Richard Branson’s satellite-launching company Virgin Orbit to go public

Virgin Orbit, the Richard Branson-backed startup that launches small satellites into space, will make its stock market debut later this year, adding another name to the long list of space-focused companies to go public via reverse merger.

The deal, expected to close in the last three months of 2021, will value Virgin Orbit at $3.2 billion and list the company on the NASDAQ under the ticker VORB. Virgin Orbit is a separate entity from Virgin Galactic (SPCE), the other space-focused Branson company, which specializes in suborbital space tourism and last month flew Branson himself up for a brief trip to the edge of space. Virgin Orbit spun off from Virgin Galactic in 2017, and the latter company went public via its own SPAC deal in 2019.

Virgin Orbit is solely focused on launching small batches of lightweight satellites into space using its air-launching method. So far, the company has completed three successful flights that’ve seen its 70-foot-long Launcher One rocket take off from beneath the wing of a Boeing 747 jet (nicknamed “Cosmic Girl”) as it flies out over the Pacific Ocean. SPACs, or special-purpose acquisition companies, have rapidly become a favorite means by which startups — particularly in experimental fields such as spaceflight or self-driving cars — debut on the stock market. SPACs work by taking what’s essentially a shell company and listing it on the stock market for the public to invest in while the SPAC controllers search for an acquisition target. The SPAC that will be taking over Virgin Orbit, for example, is called NextGen Acquisition Corp. II, which was founded by former Goldman Sachs and PerkinElmer excutives. NextGen made its stock market debut in March this year and had a market value of more than $500 million as of Monday morning.

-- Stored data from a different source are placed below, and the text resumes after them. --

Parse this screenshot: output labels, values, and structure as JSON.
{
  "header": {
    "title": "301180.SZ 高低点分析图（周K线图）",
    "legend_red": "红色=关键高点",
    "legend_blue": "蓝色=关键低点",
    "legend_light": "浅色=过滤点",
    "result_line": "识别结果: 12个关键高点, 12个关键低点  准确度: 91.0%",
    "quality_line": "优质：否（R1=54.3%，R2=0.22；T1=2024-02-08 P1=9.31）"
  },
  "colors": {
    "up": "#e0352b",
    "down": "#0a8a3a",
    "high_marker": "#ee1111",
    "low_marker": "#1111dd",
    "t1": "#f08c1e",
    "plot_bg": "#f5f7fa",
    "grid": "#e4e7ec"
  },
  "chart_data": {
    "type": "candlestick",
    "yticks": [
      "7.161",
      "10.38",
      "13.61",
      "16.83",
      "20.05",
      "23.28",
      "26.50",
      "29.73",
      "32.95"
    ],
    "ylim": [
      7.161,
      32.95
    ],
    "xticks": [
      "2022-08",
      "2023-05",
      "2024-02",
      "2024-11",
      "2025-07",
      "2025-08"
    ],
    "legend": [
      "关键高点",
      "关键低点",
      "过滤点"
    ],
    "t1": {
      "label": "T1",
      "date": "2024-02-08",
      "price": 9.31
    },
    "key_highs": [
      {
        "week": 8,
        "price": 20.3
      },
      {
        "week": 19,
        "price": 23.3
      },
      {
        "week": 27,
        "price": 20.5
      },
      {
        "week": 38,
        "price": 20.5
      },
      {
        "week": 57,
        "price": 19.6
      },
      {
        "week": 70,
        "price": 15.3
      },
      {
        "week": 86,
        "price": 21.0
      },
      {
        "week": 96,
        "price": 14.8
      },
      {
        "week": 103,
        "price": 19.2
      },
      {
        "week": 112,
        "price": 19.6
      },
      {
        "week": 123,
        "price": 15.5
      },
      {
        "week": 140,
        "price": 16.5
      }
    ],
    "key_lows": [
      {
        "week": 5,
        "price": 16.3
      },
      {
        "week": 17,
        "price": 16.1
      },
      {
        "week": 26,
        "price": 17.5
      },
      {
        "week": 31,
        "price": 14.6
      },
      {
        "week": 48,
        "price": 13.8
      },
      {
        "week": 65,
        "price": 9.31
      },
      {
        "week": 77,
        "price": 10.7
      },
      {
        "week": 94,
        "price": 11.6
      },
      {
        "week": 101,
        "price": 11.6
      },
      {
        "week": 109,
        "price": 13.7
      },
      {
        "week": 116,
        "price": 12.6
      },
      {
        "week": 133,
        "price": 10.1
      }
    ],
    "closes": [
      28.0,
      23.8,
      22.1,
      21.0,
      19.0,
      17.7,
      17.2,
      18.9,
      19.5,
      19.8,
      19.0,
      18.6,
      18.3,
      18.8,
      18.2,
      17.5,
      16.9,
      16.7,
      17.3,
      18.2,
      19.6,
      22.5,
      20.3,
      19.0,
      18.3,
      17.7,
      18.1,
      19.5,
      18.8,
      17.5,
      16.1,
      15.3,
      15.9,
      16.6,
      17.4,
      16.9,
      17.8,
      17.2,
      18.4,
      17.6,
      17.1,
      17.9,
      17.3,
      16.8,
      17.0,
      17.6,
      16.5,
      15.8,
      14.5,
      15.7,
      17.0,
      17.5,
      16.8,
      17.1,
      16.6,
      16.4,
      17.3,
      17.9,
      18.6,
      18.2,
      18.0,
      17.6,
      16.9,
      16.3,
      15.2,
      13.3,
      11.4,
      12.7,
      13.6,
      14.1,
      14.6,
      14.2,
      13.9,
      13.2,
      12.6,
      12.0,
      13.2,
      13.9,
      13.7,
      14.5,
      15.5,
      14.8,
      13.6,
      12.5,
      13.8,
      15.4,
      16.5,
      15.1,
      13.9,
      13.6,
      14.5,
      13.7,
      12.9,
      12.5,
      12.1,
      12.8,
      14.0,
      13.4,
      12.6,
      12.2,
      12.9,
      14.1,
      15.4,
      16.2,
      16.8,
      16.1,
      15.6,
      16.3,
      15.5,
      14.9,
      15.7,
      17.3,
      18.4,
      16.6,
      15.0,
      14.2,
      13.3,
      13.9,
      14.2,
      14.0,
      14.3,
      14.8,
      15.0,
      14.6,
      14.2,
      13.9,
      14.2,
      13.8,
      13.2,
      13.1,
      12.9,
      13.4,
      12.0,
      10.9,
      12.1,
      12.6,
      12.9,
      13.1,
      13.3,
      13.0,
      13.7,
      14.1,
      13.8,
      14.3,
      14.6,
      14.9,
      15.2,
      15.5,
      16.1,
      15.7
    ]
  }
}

Investors have traditionally been wary of SPAC companies because it has a reputation for attracting companies that couldn’t go public with a more traditional IPO, which involves getting the backing of a major bank and clearing numerous regulatory hurdles. But Wall Street is in the midst of a SPAC craze spearheaded in large part by space companies ,such as Virgin Orbit’s sister company Virgin Galactic, as well as prominent earth-imaging satellite company Planet and rocket startup Rocket Lab. After Virgin Orbit’s SPAC deal closes, existing investors in Virgin Orbit are expected to retain about 85% ownership over the company. Those investors include Virgin Group, which is essentially Branson’s personal investment firm, Mubadala Investment Company, the Emirati sovereign wealth fund, as well as management and employees.